Pemilu 2024 Belum Final, Ketua DKPP : Tergantung Dinamika Politik yang Berkembang

JAKARTA, JURNALSULSEL.COM — Beredarnya isu terkait dengan Pemilihan Umum (Pemilu) tahun 2024 yang didalamnya menyatakan beberapa kesepakatan salah satunya pemungutan suara Pileg dan Pilpres dilaksanakan tanggal 28 Februari 2024, ditanggapi langsung oleh Ketua Dewan Kehormatan Penyelenggara Pemilu (DKPP) RI.

Ketua DKPP RI Prof Muhammad, saat di konfirmasi mengatakan jika jadwal Pemilu Serentak Tahun 2024 masih sementara dalam pembahasan.

“Terkait beredarnya informasi mengenai beberapa poin kesepakatan yang beredar luas, perlu kami sampaikan bahwa kesepakatan tersebut baru merupakan hasil rapat konsinyering antara KPU, Bawaslu, Pemerintah (Kemendagri), dan DPR (Komisi II),” ungkapnya, Jumat 04 Juni 2021

 

Ketua DKPP Prof Muhammad, juga menjelaskan bahwa beberapa poin kesepakatan yang beredar luas belum final, ia menuturkan bahwa pemilihan tahun 2024 nanti tergantung dari dinamika politik yang berkembang nantinya.
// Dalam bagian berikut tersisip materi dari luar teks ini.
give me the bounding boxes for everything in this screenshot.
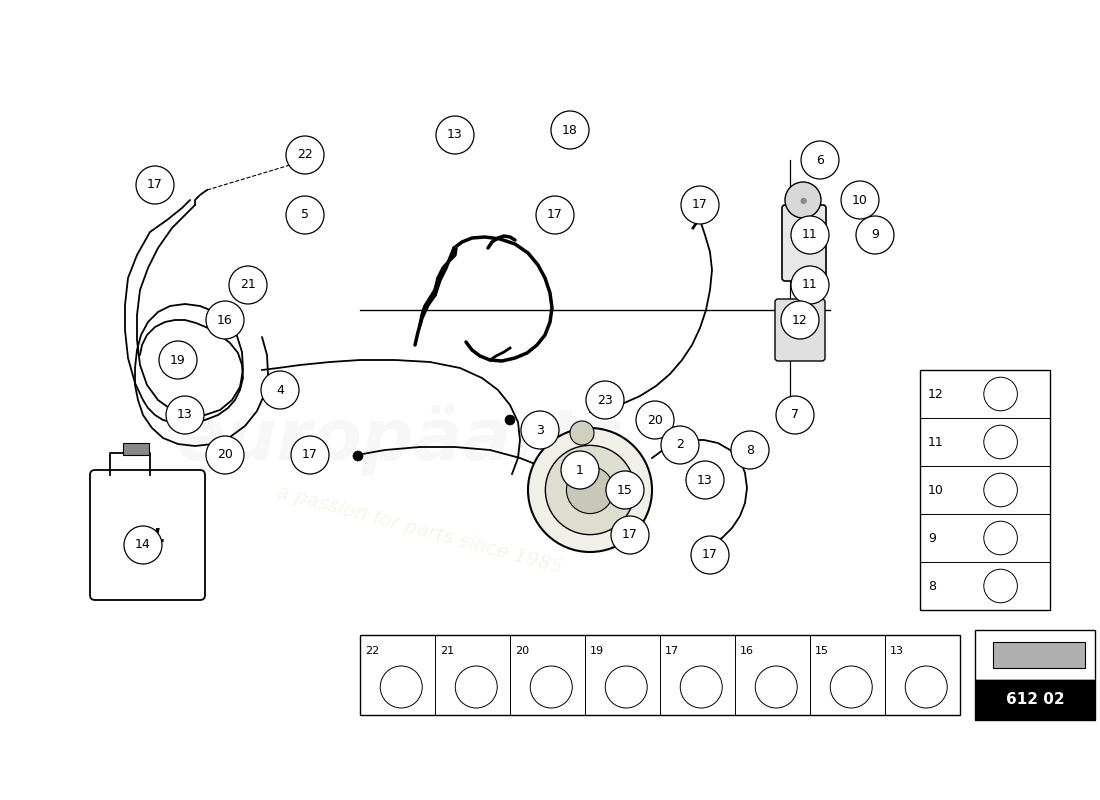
Circle shape	[206, 436, 244, 474]
Text: 17: 17	[623, 529, 638, 542]
Circle shape	[286, 136, 324, 174]
Circle shape	[536, 196, 574, 234]
Circle shape	[661, 426, 698, 464]
Circle shape	[286, 196, 324, 234]
Text: 11: 11	[928, 435, 944, 449]
Text: 17: 17	[147, 178, 163, 191]
Text: 15: 15	[815, 646, 829, 656]
Text: 17: 17	[702, 549, 718, 562]
Text: 23: 23	[597, 394, 613, 406]
Circle shape	[842, 181, 879, 219]
FancyBboxPatch shape	[782, 205, 826, 281]
Text: 8: 8	[746, 443, 754, 457]
Text: 1: 1	[576, 463, 584, 477]
Text: 15: 15	[617, 483, 632, 497]
Text: 12: 12	[928, 387, 944, 401]
Text: 9: 9	[871, 229, 879, 242]
Circle shape	[791, 266, 829, 304]
FancyBboxPatch shape	[90, 470, 205, 600]
Circle shape	[353, 451, 363, 461]
Text: 5: 5	[301, 209, 309, 222]
Circle shape	[606, 471, 643, 509]
Text: ●: ●	[800, 195, 806, 205]
Text: 7: 7	[791, 409, 799, 422]
Circle shape	[561, 451, 600, 489]
Text: 10: 10	[928, 483, 944, 497]
Text: 21: 21	[440, 646, 454, 656]
Text: 22: 22	[365, 646, 380, 656]
Text: 11: 11	[802, 278, 818, 291]
Circle shape	[681, 186, 719, 224]
Circle shape	[691, 536, 729, 574]
Circle shape	[160, 341, 197, 379]
Circle shape	[124, 526, 162, 564]
Circle shape	[292, 436, 329, 474]
Text: 11: 11	[802, 229, 818, 242]
Circle shape	[856, 216, 894, 254]
Bar	[975, 630, 1094, 679]
Text: a passion for parts since 1985: a passion for parts since 1985	[275, 482, 564, 578]
Text: 13: 13	[447, 129, 463, 142]
Circle shape	[801, 141, 839, 179]
Circle shape	[636, 401, 674, 439]
Text: 18: 18	[562, 123, 578, 137]
Text: 20: 20	[515, 646, 529, 656]
Circle shape	[206, 301, 244, 339]
Circle shape	[566, 466, 614, 514]
Circle shape	[505, 415, 515, 425]
Text: 10: 10	[852, 194, 868, 206]
Circle shape	[136, 166, 174, 204]
Polygon shape	[993, 642, 1085, 668]
Text: 21: 21	[240, 278, 256, 291]
Text: 4: 4	[276, 383, 284, 397]
Text: 17: 17	[692, 198, 708, 211]
Bar	[920, 370, 1050, 610]
Text: 17: 17	[302, 449, 318, 462]
Text: 9: 9	[928, 531, 936, 545]
Text: 12: 12	[792, 314, 807, 326]
Text: 3: 3	[536, 423, 543, 437]
Text: 6: 6	[816, 154, 824, 166]
Text: 22: 22	[297, 149, 312, 162]
Text: 20: 20	[647, 414, 663, 426]
Circle shape	[686, 461, 724, 499]
Text: 14: 14	[135, 538, 151, 551]
Text: 16: 16	[740, 646, 754, 656]
Circle shape	[781, 301, 820, 339]
Circle shape	[570, 421, 594, 445]
Bar	[975, 679, 1094, 720]
Circle shape	[229, 266, 267, 304]
Text: OIL: OIL	[129, 527, 165, 546]
Text: 19: 19	[170, 354, 186, 366]
Text: 17: 17	[547, 209, 563, 222]
Text: 612 02: 612 02	[1005, 692, 1065, 707]
Text: 17: 17	[666, 646, 679, 656]
Bar	[360, 635, 960, 715]
Text: 8: 8	[928, 579, 936, 593]
Circle shape	[166, 396, 204, 434]
Circle shape	[791, 216, 829, 254]
Text: 13: 13	[890, 646, 904, 656]
Circle shape	[521, 411, 559, 449]
Circle shape	[610, 516, 649, 554]
Circle shape	[436, 116, 474, 154]
Circle shape	[546, 446, 635, 534]
Circle shape	[586, 381, 624, 419]
Text: europäarts: europäarts	[176, 405, 624, 475]
Bar	[123, 443, 148, 455]
Circle shape	[261, 371, 299, 409]
Circle shape	[732, 431, 769, 469]
Circle shape	[551, 111, 588, 149]
Circle shape	[776, 396, 814, 434]
Text: 20: 20	[217, 449, 233, 462]
Text: 19: 19	[590, 646, 604, 656]
Circle shape	[528, 428, 652, 552]
Text: 13: 13	[697, 474, 713, 486]
Text: 16: 16	[217, 314, 233, 326]
Text: 13: 13	[177, 409, 192, 422]
FancyBboxPatch shape	[776, 299, 825, 361]
Text: 2: 2	[676, 438, 684, 451]
Circle shape	[785, 182, 821, 218]
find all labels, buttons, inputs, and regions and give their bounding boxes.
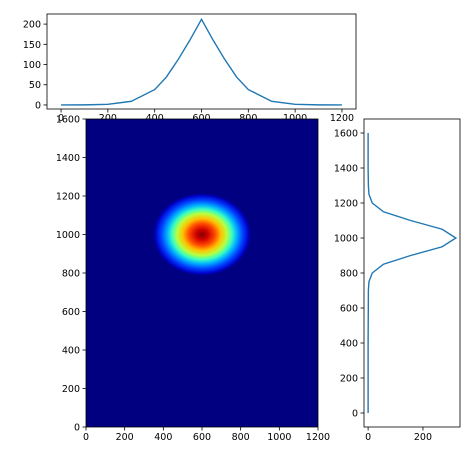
right-ytick-label-400: 400 xyxy=(340,339,358,350)
top-xtick-label-400: 400 xyxy=(146,113,164,124)
right-xtick-label-200: 200 xyxy=(414,432,432,443)
top-ytick-label-0: 0 xyxy=(35,100,41,111)
main-ytick-label-1200: 1200 xyxy=(56,192,80,203)
right-plot-background xyxy=(364,119,460,427)
top-profile-chart: 0 200 400 600 800 1000 1200 0 50 100 150 200 xyxy=(23,13,357,124)
main-ytick-label-1600: 1600 xyxy=(56,115,80,126)
main-xtick-label-800: 800 xyxy=(232,432,250,443)
top-xtick-label-600: 600 xyxy=(192,113,210,124)
right-ytick-label-200: 200 xyxy=(340,374,358,385)
top-xtick-label-1000: 1000 xyxy=(283,113,307,124)
top-ytick-label-200: 200 xyxy=(23,20,41,31)
right-xtick-label-0: 0 xyxy=(365,432,371,443)
main-ytick-label-600: 600 xyxy=(62,307,80,318)
top-xtick-label-800: 800 xyxy=(239,113,257,124)
top-xtick-label-1200: 1200 xyxy=(330,113,354,124)
top-xtick-label-0: 0 xyxy=(58,113,64,124)
main-xtick-label-0: 0 xyxy=(83,432,89,443)
right-ytick-label-0: 0 xyxy=(352,409,358,420)
right-series-line-0 xyxy=(367,133,458,413)
main-xtick-label-200: 200 xyxy=(116,432,134,443)
main-xtick-label-600: 600 xyxy=(193,432,211,443)
right-ytick-label-1400: 1400 xyxy=(334,164,358,175)
main-xtick-label-1000: 1000 xyxy=(267,432,291,443)
right-ytick-label-1000: 1000 xyxy=(334,234,358,245)
main-heatmap-chart: 0 200 400 600 800 1000 1200 0 200 400 600 800 1000 12… xyxy=(56,115,330,444)
top-xtick-label-200: 200 xyxy=(99,113,117,124)
right-profile-chart: 0 200 0 200 400 600 800 1000 1200 1400 1600 xyxy=(334,118,461,443)
heatmap-peak-blob xyxy=(152,192,252,277)
main-ytick-label-400: 400 xyxy=(62,346,80,357)
main-xtick-label-400: 400 xyxy=(154,432,172,443)
main-ytick-label-200: 200 xyxy=(62,384,80,395)
top-ytick-label-100: 100 xyxy=(23,60,41,71)
top-ytick-label-50: 50 xyxy=(29,80,41,91)
main-ytick-label-1000: 1000 xyxy=(56,230,80,241)
right-ytick-label-600: 600 xyxy=(340,304,358,315)
main-ytick-label-0: 0 xyxy=(74,423,80,434)
right-ytick-label-1600: 1600 xyxy=(334,129,358,140)
main-ytick-label-1400: 1400 xyxy=(56,153,80,164)
top-ytick-label-150: 150 xyxy=(23,40,41,51)
top-plot-background xyxy=(47,14,356,109)
main-xtick-label-1200: 1200 xyxy=(306,432,330,443)
top-series-line-0 xyxy=(61,17,342,106)
right-ytick-label-800: 800 xyxy=(340,269,358,280)
main-ytick-label-800: 800 xyxy=(62,269,80,280)
right-ytick-label-1200: 1200 xyxy=(334,199,358,210)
“Perlu diketahui bahwa proses pengambilan keputusan secara resmi akan diambil melalui Pleno KPU dan dikonsultasikan dengan pemerintah dan DPR saat KPU mengajukan rancangan peraturan KPU tentang tahapan, program, dan jadwal,” Jelasnya

Ia menambahkan bahwa dalam konsultasi itu nantinya akan lahir keputusan yang akan di anggap final sebagai penetapan pemilu pada tahun 2024 mendatang.

“Pada forum itulah KPU akan mengajukan usulan final terkait hari pemungutan suara, lama waktu persiapan, kapan mulai pendaftaran parpol, berapa lama masa kampanye, dan lain-lain,” jelasnya saat di hubungi via WhatsApp

Untuk diketahui Poin kesepakatan lainnya yang beredar itu adalah pemungutan suara pilkada dilaksanakan tanggal 27 November 2024; tahapan dimulai 25 bulan sebelum pungutan suara, yakni mulai bulan Maret 2022, dan dasar pencalonan Pilkada didasarkan pada hasil Pileg 2024.